(Friends, during our time away, a number of thoughts and experiences occurred that crystalized into messages that I'll send along this week. Thanks, Glen)
During our hike on the Appalachian Trail and the Virginia Creeper, we saw millions, no, billions, no, trillions, no zillions of trees. Add foliage and groundcover to the immeasurable vitality, and an abundance of life presented itself to our eyes, ears, touch, mind, and heart.
"I am come that they might have life, and that they might have it more abundantly" (John 10:10).
As I considered the overwhelming wonder of such created beauty, I thought of the words of the Apostle Paul: "The invisible things of Him from the creation of the world are clearly seen, being understood by the things that are made, even His eternal power and godhead" (Romans 1:20). I realized that the abundance of life in creation speaks of the abundant spiritual life in the Creator. Moreover, I considered the infinite measure of our salvation and subsequent relationship with God as provided through the Lord Jesus Christ. Many New Testament passages that declare such boundless grace redound to the glory of God and His lavish abundance provided to believers:
"Unsearchable riches… All spiritual blessings… All things that pertain to life and godliness… Where sin abounded, grace did much more abound… The grace of our Lord was exceeding abundant… The exceeding riches of His grace in His kindness toward us though Christ Jesus… Exceeding, abundantly above all we ask or think" (Ephesians 3:8; 1:3; II Peter 1:3; Romans 5:20; I Timothy 1:14; Ephesians 2:7; 3:20)
Little wonder that the writer of Hebrews referred to Christ's redemption as "so great salvation" (Hebrews 2:3). For every moment of our existence, an abundance of God's provision exists far beyond any capacity of comprehension we presently possess - "exceeding abundantly above all we ask or think". A challenge exists, however, regarding our awareness and apprehending of such grace. Just as I don't live in the forested mountains of Virginia, and do not see their verdant beauty every day, so is Christ's abundant life not immediately viewable to my earthly senses and understanding. Sometimes life seems more like a desert, or in the imagery of our current consideration, a burned and desolate forest. Rather than "sound of abundance of rain", all seems parched and dry (I Kings 18:41). We see little, feel less, and wonder if the green spiritual forests of yesterday were merely pigments and figments of our imagination.

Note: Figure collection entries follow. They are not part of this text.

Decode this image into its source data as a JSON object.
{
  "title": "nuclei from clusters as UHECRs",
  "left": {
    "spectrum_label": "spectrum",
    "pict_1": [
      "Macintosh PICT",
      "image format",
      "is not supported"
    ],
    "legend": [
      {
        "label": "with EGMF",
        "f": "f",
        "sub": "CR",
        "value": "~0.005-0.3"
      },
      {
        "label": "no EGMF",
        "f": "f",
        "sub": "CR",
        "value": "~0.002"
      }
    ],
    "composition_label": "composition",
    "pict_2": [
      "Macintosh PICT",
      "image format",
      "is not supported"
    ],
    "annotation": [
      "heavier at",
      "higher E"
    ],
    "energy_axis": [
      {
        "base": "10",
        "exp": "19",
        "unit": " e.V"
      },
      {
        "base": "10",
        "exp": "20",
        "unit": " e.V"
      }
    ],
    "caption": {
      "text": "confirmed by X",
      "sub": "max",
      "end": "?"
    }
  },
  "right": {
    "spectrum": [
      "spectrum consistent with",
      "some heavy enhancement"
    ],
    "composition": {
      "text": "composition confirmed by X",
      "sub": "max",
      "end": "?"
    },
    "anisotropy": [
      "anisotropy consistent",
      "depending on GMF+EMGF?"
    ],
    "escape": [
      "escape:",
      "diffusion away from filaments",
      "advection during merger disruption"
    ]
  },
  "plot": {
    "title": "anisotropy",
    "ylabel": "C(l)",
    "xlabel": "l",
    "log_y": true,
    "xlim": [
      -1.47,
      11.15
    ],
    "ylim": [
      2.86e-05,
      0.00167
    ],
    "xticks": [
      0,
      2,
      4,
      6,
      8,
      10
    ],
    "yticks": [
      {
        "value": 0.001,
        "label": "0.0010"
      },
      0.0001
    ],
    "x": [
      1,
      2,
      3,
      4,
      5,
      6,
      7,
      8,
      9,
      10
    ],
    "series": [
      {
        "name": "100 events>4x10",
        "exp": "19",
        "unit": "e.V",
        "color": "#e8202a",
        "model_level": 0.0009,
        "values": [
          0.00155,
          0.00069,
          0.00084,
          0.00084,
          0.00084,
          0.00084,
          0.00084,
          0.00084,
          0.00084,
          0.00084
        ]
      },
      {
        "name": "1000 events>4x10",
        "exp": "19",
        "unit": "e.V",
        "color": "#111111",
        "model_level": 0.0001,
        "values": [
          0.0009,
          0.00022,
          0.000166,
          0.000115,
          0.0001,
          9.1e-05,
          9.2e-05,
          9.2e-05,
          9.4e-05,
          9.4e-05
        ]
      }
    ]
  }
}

They weren't, and they aren't. All the verses quoted above (and many more), along with the wondrous measure of physical life in the natural creation, speak to the abundant life given to us in the Lord Jesus. Whether we see, feel, or seem to experience such grace or not, the Life abides. The grace remains. The abundance overflows. Our calling beckons us to the know the Lord Jesus so well that we see His forests with spiritual eyes even when our natural senses and awareness see nothing. "We walk by faith, not by sight" (II Corinthians 5:7). Such a path is not easy, and will not be known by those who must see the trees, the foliage, and the groundcover in order to believe in their abundant life and existence. Who will we be? What will we see? What will form our convictions? The choice is ours, again, a choice made more and more as we grow in our knowledge of God's being, nature, character, and way. Thus, to know Him and to understand His truth forms the most important purpose and quest of our lives because sometimes we see zillions of His trees and the forest of grace they reveal. Sometimes we don't, but they exist nonetheless, and our experience of God's abundance awaits the faith that grants greater knowledge of "so great salvation" than mere vision, sound, and touch could ever offer.
"Moses endured, as seeing Him who is invisible."
Weekly Memory Verse
Now our Lord Jesus Christ himself, and God, even our Father, which hath loved us, and hath given us everlasting consolation and good hope through grace, comfort your hearts, and stablish you in every good word and work.